Pale Oak vs Rolling Fog - Light
Pale Oak (Benjamin Moore) and Rolling Fog - Light (Little Greene) come from different manufacturers. Both sit in the beige-greige family, which is useful context if you're narrowing within a single hue direction. The 3-point LRV gap — 72 for Rolling Fog - Light vs 69 for Pale Oak — means Rolling Fog - Light will open up a space more effectively. Where Pale Oak leans warm, Rolling Fog - Light reads red — a distinction that shifts noticeably depending on the light source and surrounding finishes. A ΔE of 1.3 puts them in subtle territory — distinguishable in direct comparison, less so from across a room. Below, 5 simulated room previews show how each color reads at scale — real-room photos will be added as they become available.
Color Details
Pale Oak vs Rolling Fog - Light Simulated Comparison
5 simulated room previews — drag the slider on each to see Pale Oak on one side and Rolling Fog - Light on the other.

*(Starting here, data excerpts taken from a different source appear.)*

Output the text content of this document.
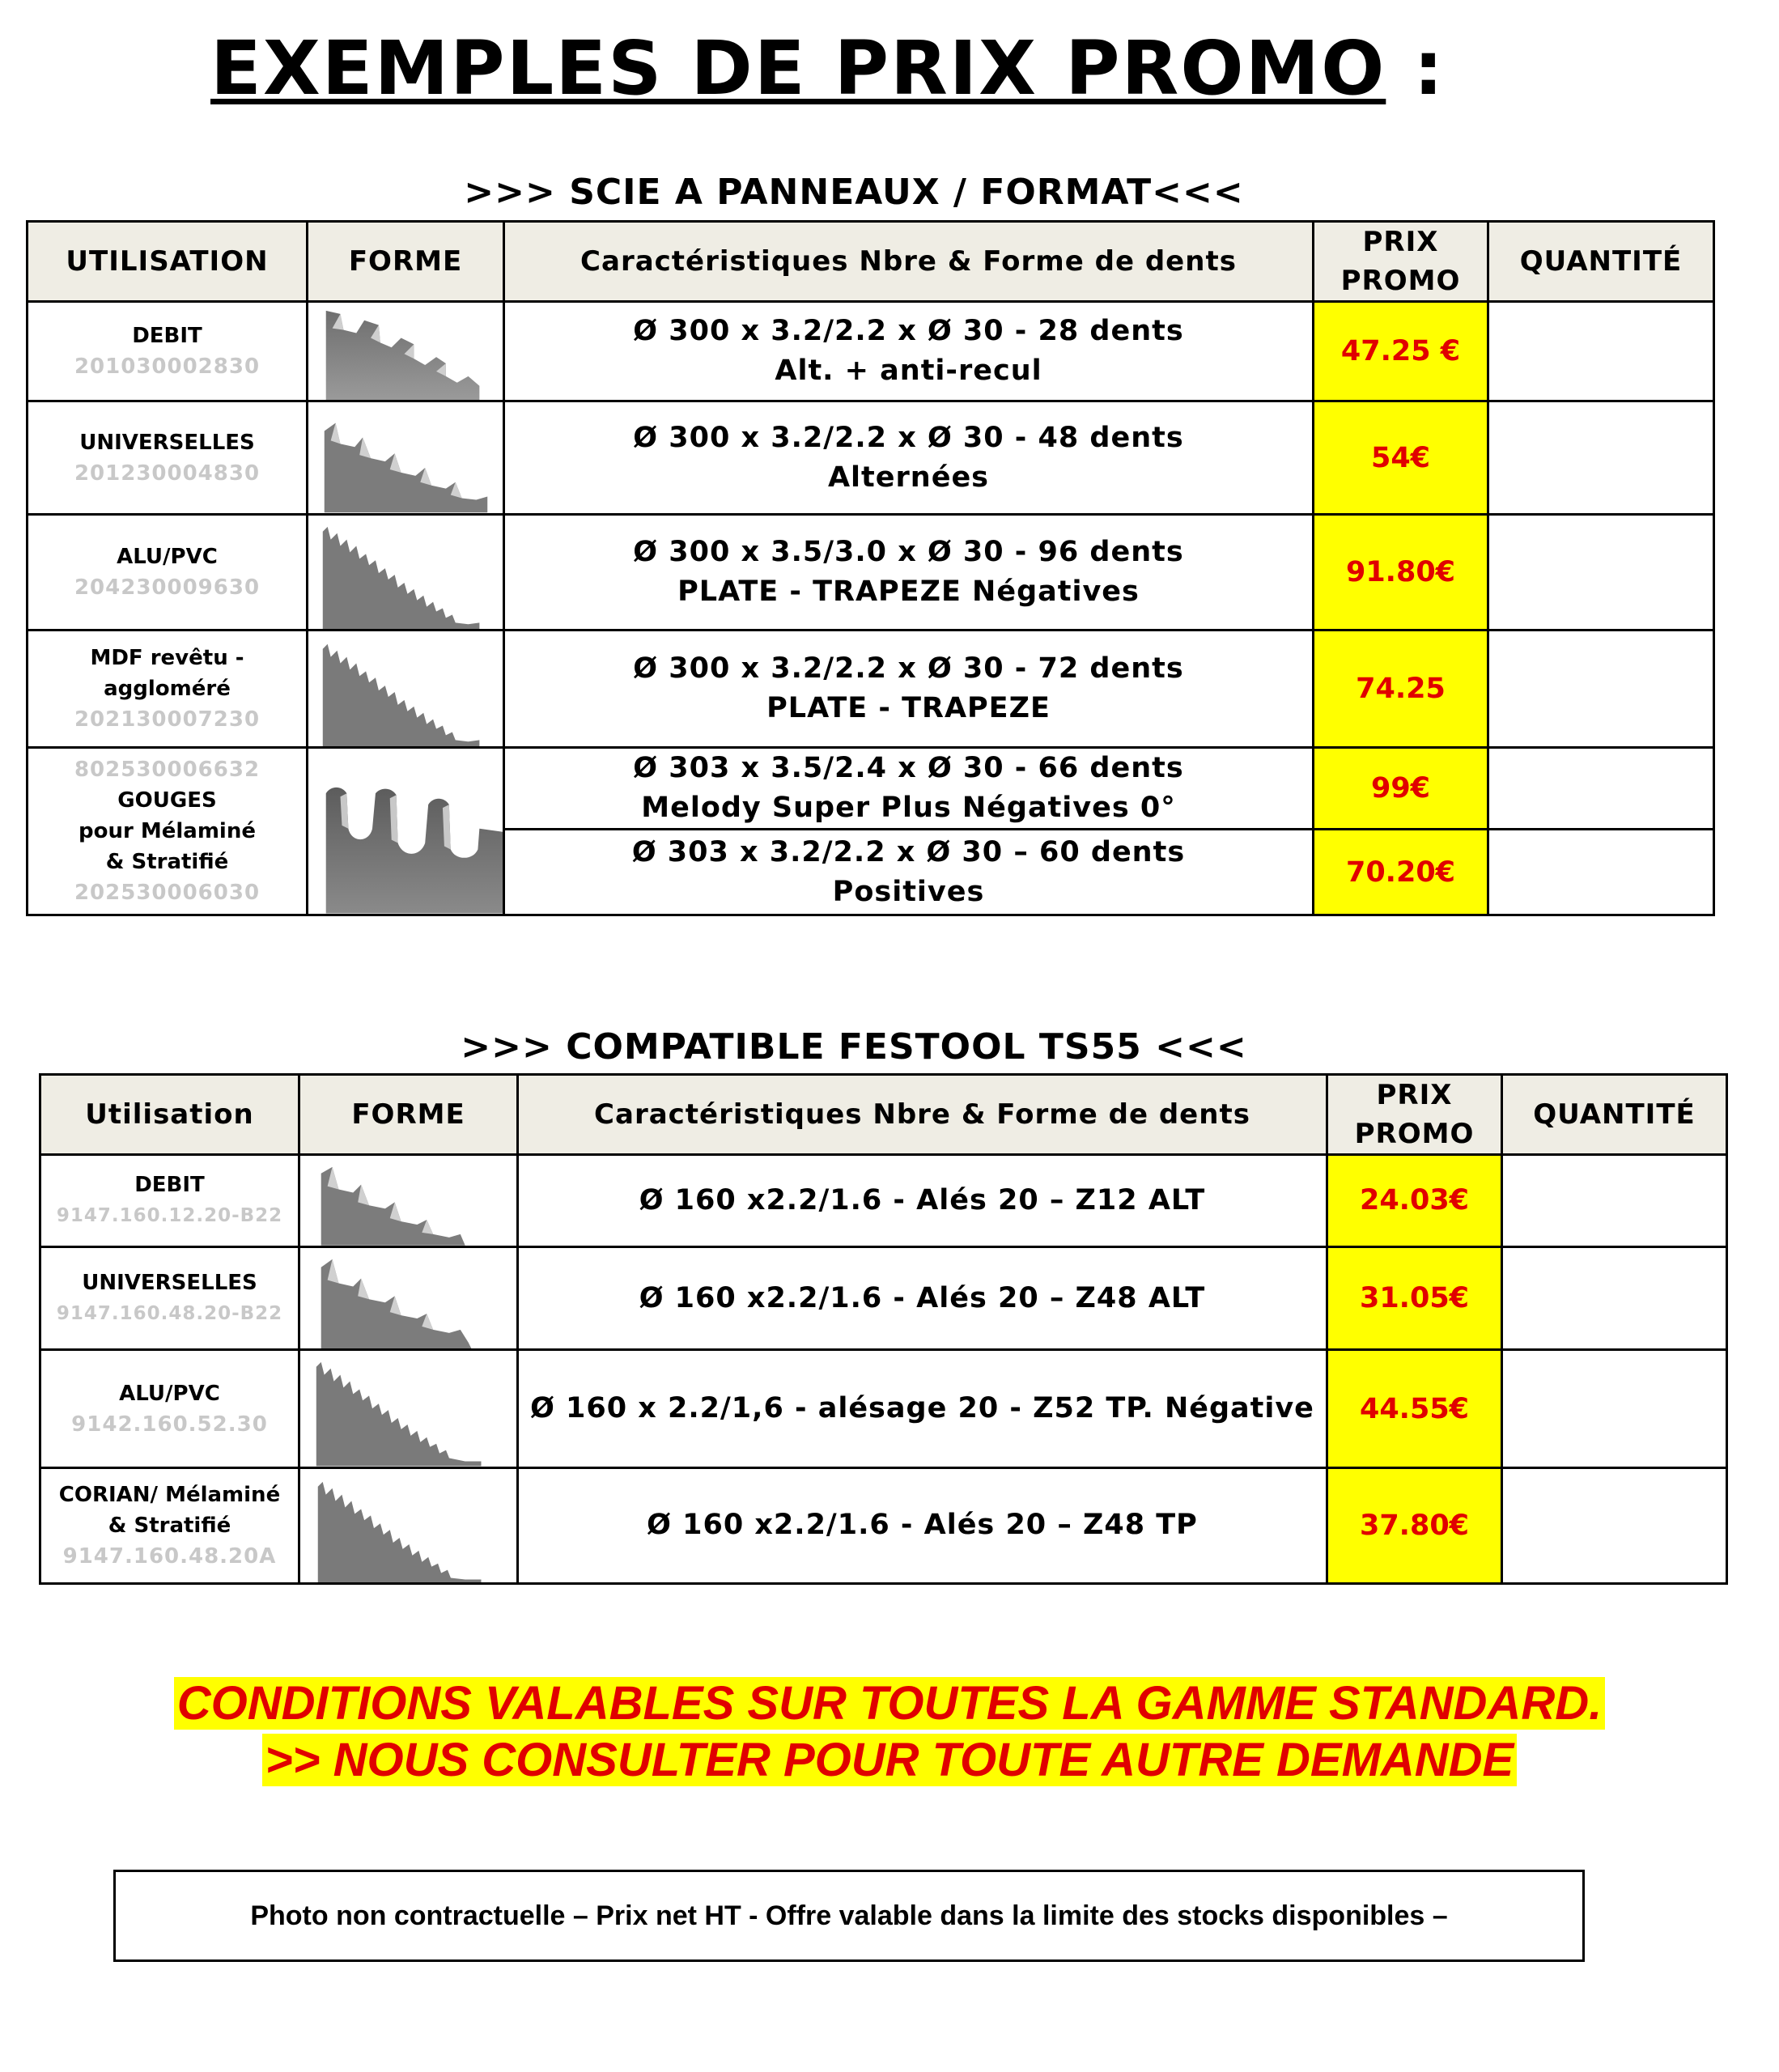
EXEMPLES DE PRIX PROMO :
>>> SCIE A PANNEAUX / FORMAT<<<
UTILISATION	FORME	Caractéristiques Nbre & Forme de dents	PRIX
PROMO	QUANTITÉ

DEBIT
201030002830		Ø 300 x 3.2/2.2 x Ø 30 - 28 dents
Alt. + anti-recul	47.25 €	

UNIVERSELLES
201230004830		Ø 300 x 3.2/2.2 x Ø 30 - 48 dents
Alternées	54€	

ALU/PVC
204230009630		Ø 300 x 3.5/3.0 x Ø 30 - 96 dents
PLATE - TRAPEZE Négatives	91.80€	

MDF revêtu -
aggloméré
202130007230		Ø 300 x 3.2/2.2 x Ø 30 - 72 dents
PLATE - TRAPEZE	74.25	

802530006632
GOUGES
pour Mélaminé
& Stratifié
202530006030		Ø 303 x 3.5/2.4 x Ø 30 - 66 dents
Melody Super Plus Négatives 0°	99€	

		Ø 303 x 3.2/2.2 x Ø 30 – 60 dents
Positives	70.20€	
>>> COMPATIBLE FESTOOL TS55 <<<
Utilisation	FORME	Caractéristiques Nbre & Forme de dents	PRIX
PROMO	QUANTITÉ

DEBIT
9147.160.12.20-B22		Ø 160 x2.2/1.6 - Alés 20 – Z12 ALT	24.03€	

UNIVERSELLES
9147.160.48.20-B22		Ø 160 x2.2/1.6 - Alés 20 – Z48 ALT	31.05€	

ALU/PVC
9142.160.52.30		Ø 160 x 2.2/1,6 - alésage 20 - Z52 TP. Négative	44.55€	

CORIAN/ Mélaminé
& Stratifié
9147.160.48.20A		Ø 160 x2.2/1.6 - Alés 20 – Z48 TP	37.80€	
CONDITIONS VALABLES SUR TOUTES LA GAMME STANDARD.
>> NOUS CONSULTER POUR TOUTE AUTRE DEMANDE
Photo non contractuelle – Prix net HT - Offre valable dans la limite des stocks disponibles –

Digital color is approximate. These simulations are generated from the manufacturer's hex values and overlaid on grayscale room photos — your screen's calibration, brightness, and viewing angle all affect how they render. Before committing to either color, test physical samples in your own space under the light you actually live with.
More Pale Oak comparisons
See how Pale Oak stacks up against other well-photographed colors across different brands and tones.